Sent: Wednesday, December 19, 2007 5:05 PM
Subject: RANGEL LEGISLATION PROVIDES RELIEF TO CO-OPS
The Press Reports that President Bush has Today Signed HR 3648
Thu, 20 Dec 2007 14:30:42 -0500
Therefore New 80/20 provisions are effective for the tax year 2007.
CONGRESSMAN CHARLES RANGEL
FOR IMMEDIATE RELEASE ............... December 19, 2007
Contact: Emile Milne 202-225-4365
Elbert Garcia 212-663-3900
Provision would allow housing cooperatives to determine commercial rents
without sacrificing tax benefits to shareholders
WASHINGTON - Thanks to the efforts of Congressman Charles B. Rangel, hundreds of housing cooperatives boards in New York City will now have greater flexibility in the rent they charge commercial tenants.
Included in a recently passed Mortgage Forgiveness Debt Relief Act of 2007 (HR 3648) is a measure that allows co-ops to determine commercial rents without the fear that the additional income would disqualify owners from deducting their proportionate share of the building's mortgage interest and taxes. Under current law, co-ops are limited to charging commercial tenants rents that do not total more than 20 percent of the building's total income from rents and cooperator maintenance payments.
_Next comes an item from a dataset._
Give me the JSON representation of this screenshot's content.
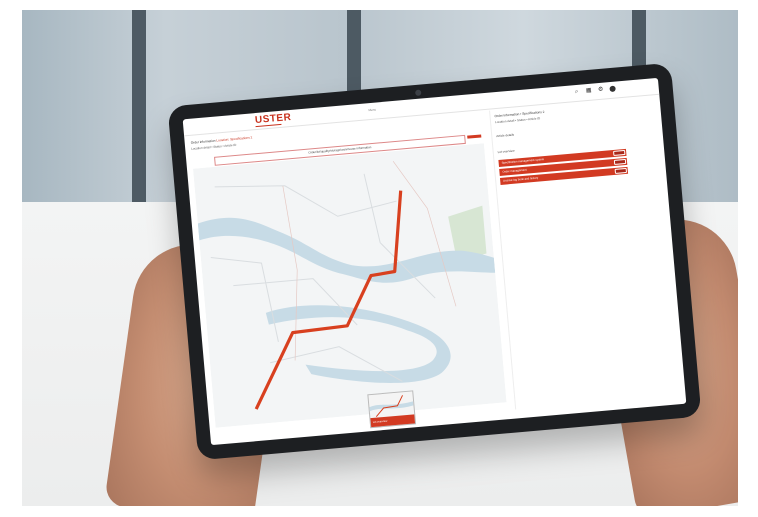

Rangel was happy to see that Congress could come together to resolve such a longstanding issue.
"I am extremely pleased that the tax code will treat people who live in co-operative housing the same way as homeowners and condo owners are treated when it comes to their renting out part of their property," said Rangel, Chairman of the House Ways and Means Committee. "I hope that this will provide relief from for some from the high housing costs in New York."
Co-ops would be allowed to pass through applicable tax benefits if they meet one of three requirements:
1) If 80 percent or more of the co-op's gross income is from the tenant stockholders
2) If 80 percent of the total square footage of the building is used or for residential purposes.
3) If 90% of the costs of operating the building are for the benefit of the tenant stockholders.
Rangel thanked a number of groups, including the Council of New York Cooperatives and Condominiums, for their support and assistance in helping to tackle this issue.
"By working with advocates and industry groups, we were able to craft legislation that made sense to both sides of the political aisle," said Rangel. "Thanks to the hard work of many, the federal government will be able to provide some relief to families as they struggle with the rising living costs."
The co-op provision included in HR 3648 is part of a larger piece of legislation that was crafted as part of a response to the current subprime mortgage crisis. The legislation would provide relief by permanently excluding debt forgiven under these circumstances from tax liability. It would also help would-be homeowners secure their investments through an extension of the tax deduction for private mortgage insurance, and would ease restrictions for qualifying as housing cooperative corporations.
Amended by the Senate last week, The Forgiveness Debt Relief Act of 2007 is expected to be signed by President Bush later this week.